Conv-like Scale-Fusion Time Series Transformer: A Multi-Scale Representation for Variable-Length Long Time Series
This work addresses generalization issues in time series analysis for applications like forecasting and classification, representing an incremental improvement by integrating CNN-inspired structures into Transformers.
The paper tackles the challenges of variable-length time series data and feature redundancy in Transformer models by proposing a Conv-like Scale-Fusion Transformer with multi-scale representation learning, achieving superior performance in forecasting and classification tasks compared to state-of-the-art methods.
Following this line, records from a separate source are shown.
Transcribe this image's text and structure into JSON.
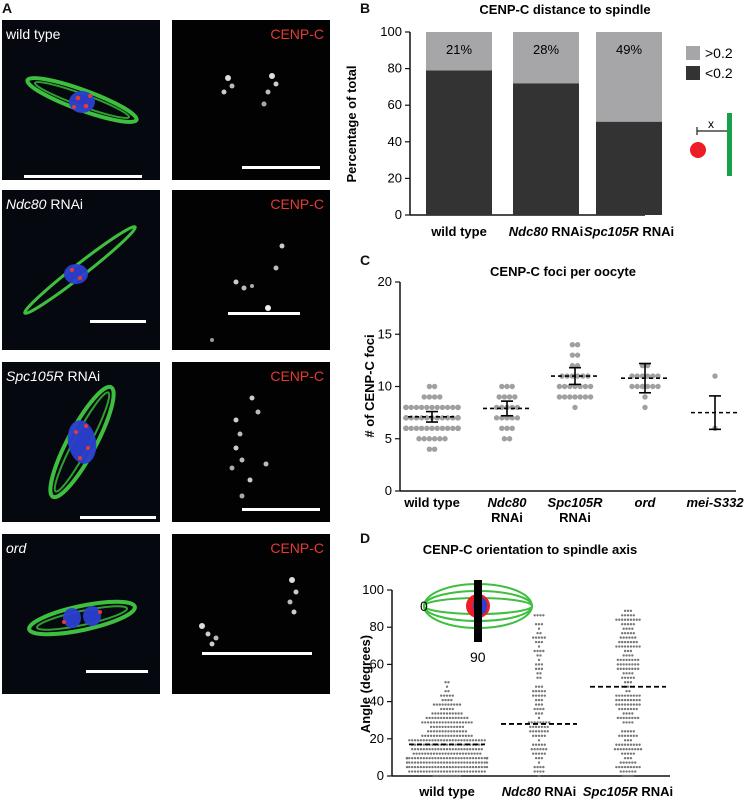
{
  "panel_a": {
    "label": "A",
    "channel_label": "CENP-C",
    "rows": [
      {
        "genotype_italic": "",
        "genotype_rest": "wild type"
      },
      {
        "genotype_italic": "Ndc80",
        "genotype_rest": " RNAi"
      },
      {
        "genotype_italic": "Spc105R",
        "genotype_rest": " RNAi"
      },
      {
        "genotype_italic": "ord",
        "genotype_rest": ""
      }
    ]
  },
  "panel_b": {
    "label": "B",
    "inset_symbol": "x",
    "colors": {
      "gt": "#a6a6a8",
      "lt": "#333333"
    }
  },
  "panel_c": {
    "label": "C"
  },
  "panel_d": {
    "label": "D",
    "inset_labels": {
      "zero": "0",
      "ninety": "90"
    }
  },
  "chart_data": [
    {
      "id": "B",
      "type": "bar",
      "stacked": true,
      "title": "CENP-C distance to spindle",
      "ylabel": "Percentage of total",
      "xlabel": "",
      "ylim": [
        0,
        100
      ],
      "yticks": [
        0,
        20,
        40,
        60,
        80,
        100
      ],
      "categories": [
        {
          "italic": "",
          "rest": "wild type"
        },
        {
          "italic": "Ndc80",
          "rest": " RNAi"
        },
        {
          "italic": "Spc105R",
          "rest": " RNAi"
        }
      ],
      "series": [
        {
          "name": "<0.2",
          "values": [
            79,
            72,
            51
          ]
        },
        {
          "name": ">0.2",
          "values": [
            21,
            28,
            49
          ]
        }
      ],
      "data_labels": [
        "21%",
        "28%",
        "49%"
      ],
      "legend_position": "right"
    },
    {
      "id": "C",
      "type": "scatter",
      "title": "CENP-C foci per oocyte",
      "ylabel": "# of CENP-C foci",
      "xlabel": "",
      "ylim": [
        0,
        20
      ],
      "yticks": [
        0,
        5,
        10,
        15,
        20
      ],
      "groups": [
        {
          "label_line1": "wild type",
          "label_line2": "",
          "italic": false,
          "mean": 7.1,
          "err": [
            6.6,
            7.6
          ],
          "n": 75
        },
        {
          "label_line1": "Ndc80",
          "label_line2": "RNAi",
          "italic": true,
          "mean": 7.9,
          "err": [
            7.2,
            8.6
          ],
          "n": 22
        },
        {
          "label_line1": "Spc105R",
          "label_line2": "RNAi",
          "italic": true,
          "mean": 11.0,
          "err": [
            10.2,
            11.8
          ],
          "n": 27
        },
        {
          "label_line1": "ord",
          "label_line2": "",
          "italic": true,
          "mean": 10.8,
          "err": [
            9.4,
            12.2
          ],
          "n": 16
        },
        {
          "label_line1": "mei-S332",
          "label_line2": "",
          "italic": true,
          "mean": 7.5,
          "err": [
            5.9,
            9.1
          ],
          "n": 2
        }
      ]
    },
    {
      "id": "D",
      "type": "scatter",
      "title": "CENP-C orientation to spindle axis",
      "ylabel": "Angle (degrees)",
      "xlabel": "",
      "ylim": [
        0,
        100
      ],
      "yticks": [
        0,
        20,
        40,
        60,
        80,
        100
      ],
      "groups": [
        {
          "italic": "",
          "rest": "wild type",
          "median": 17,
          "n": 350
        },
        {
          "italic": "Ndc80",
          "rest": " RNAi",
          "median": 28,
          "n": 120
        },
        {
          "italic": "Spc105R",
          "rest": " RNAi",
          "median": 48,
          "n": 220
        }
      ]
    }
  ]
}
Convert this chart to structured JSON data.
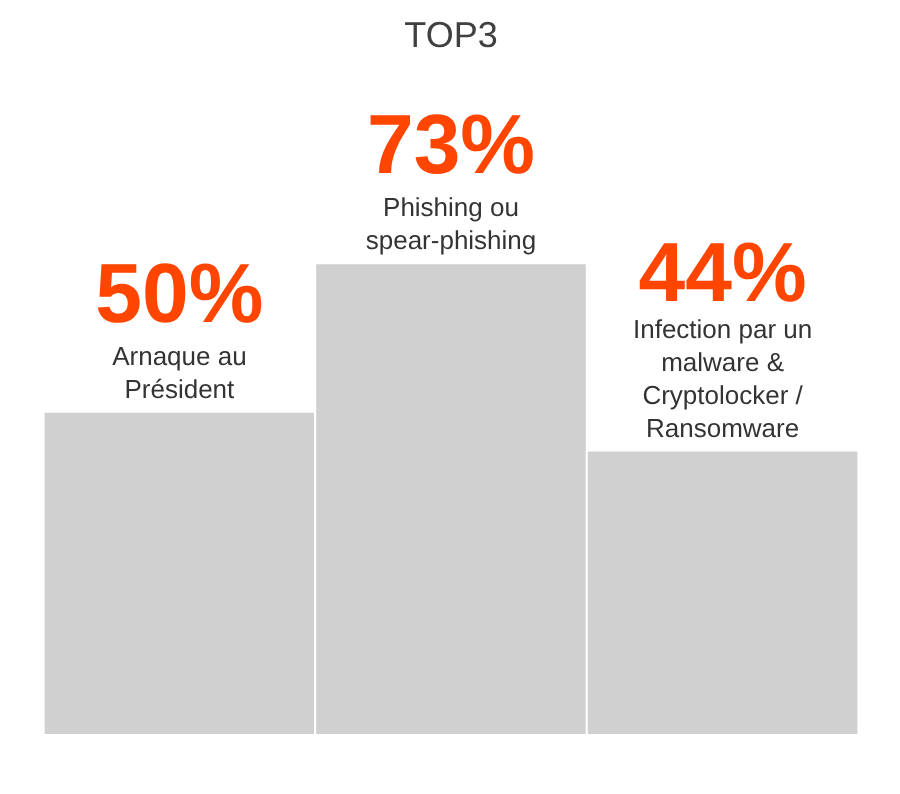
{
  "chart_data": {
    "type": "bar",
    "title": "TOP3",
    "categories": [
      "Arnaque au\nPrésident",
      "Phishing ou\nspear-phishing",
      "Infection par un\nmalware &\nCryptolocker /\nRansomware"
    ],
    "values": [
      50,
      73,
      44
    ],
    "value_labels": [
      "50%",
      "73%",
      "44%"
    ],
    "colors": [
      "#d0d0d0",
      "#d0d0d0",
      "#d0d0d0"
    ]
  }
}
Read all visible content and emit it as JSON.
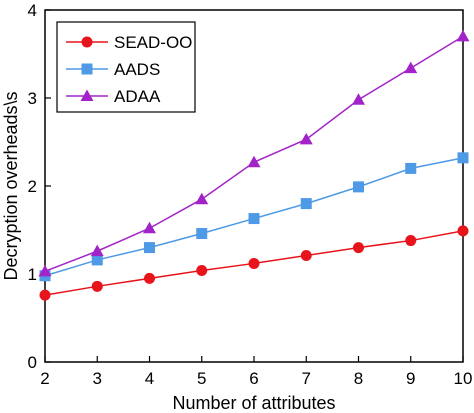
{
  "chart_data": {
    "type": "line",
    "title": "",
    "xlabel": "Number of attributes",
    "ylabel": "Decryption overheads\\s",
    "xlim": [
      2,
      10
    ],
    "ylim": [
      0,
      4
    ],
    "x_ticks": [
      "2",
      "3",
      "4",
      "5",
      "6",
      "7",
      "8",
      "9",
      "10"
    ],
    "y_ticks": [
      "0",
      "1",
      "2",
      "3",
      "4"
    ],
    "x": [
      2,
      3,
      4,
      5,
      6,
      7,
      8,
      9,
      10
    ],
    "grid": false,
    "legend_position": "top-left",
    "series": [
      {
        "name": "SEAD-OO",
        "color": "#e8141b",
        "marker": "circle",
        "values": [
          0.76,
          0.86,
          0.95,
          1.04,
          1.12,
          1.21,
          1.3,
          1.38,
          1.49
        ]
      },
      {
        "name": "AADS",
        "color": "#4e9ae6",
        "marker": "square",
        "values": [
          0.98,
          1.16,
          1.3,
          1.46,
          1.63,
          1.8,
          1.99,
          2.2,
          2.32
        ]
      },
      {
        "name": "ADAA",
        "color": "#a224c8",
        "marker": "triangle",
        "values": [
          1.03,
          1.26,
          1.52,
          1.85,
          2.27,
          2.53,
          2.98,
          3.34,
          3.7
        ]
      }
    ]
  }
}
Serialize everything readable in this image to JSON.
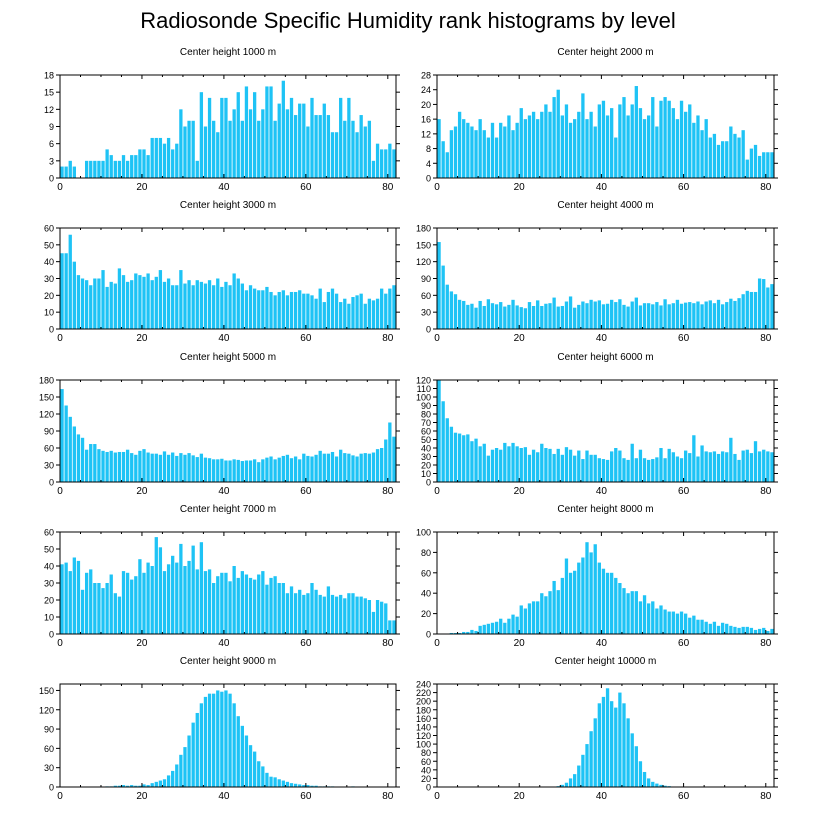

Time series analysis faces significant challenges in handling variable-length data and achieving robust generalization. While Transformer-based models have advanced time series tasks, they often struggle with feature redundancy and limited generalization capabilities. Drawing inspiration from classical CNN architectures' pyramidal structure, we propose a Multi-Scale Representation Learning Framework based on a Conv-like ScaleFusion Transformer. Our approach introduces a temporal convolution-like structure that combines patching operations with multi-head attention, enabling progressive temporal dimension compression and feature channel expansion. We further develop a novel cross-scale attention mechanism for effective feature fusion across different temporal scales, along with a log-space normalization method for variable-length sequences. Extensive experiments demonstrate that our framework achieves superior feature independence, reduced redundancy, and better performance in forecasting and classification tasks compared to state-of-the-art methods.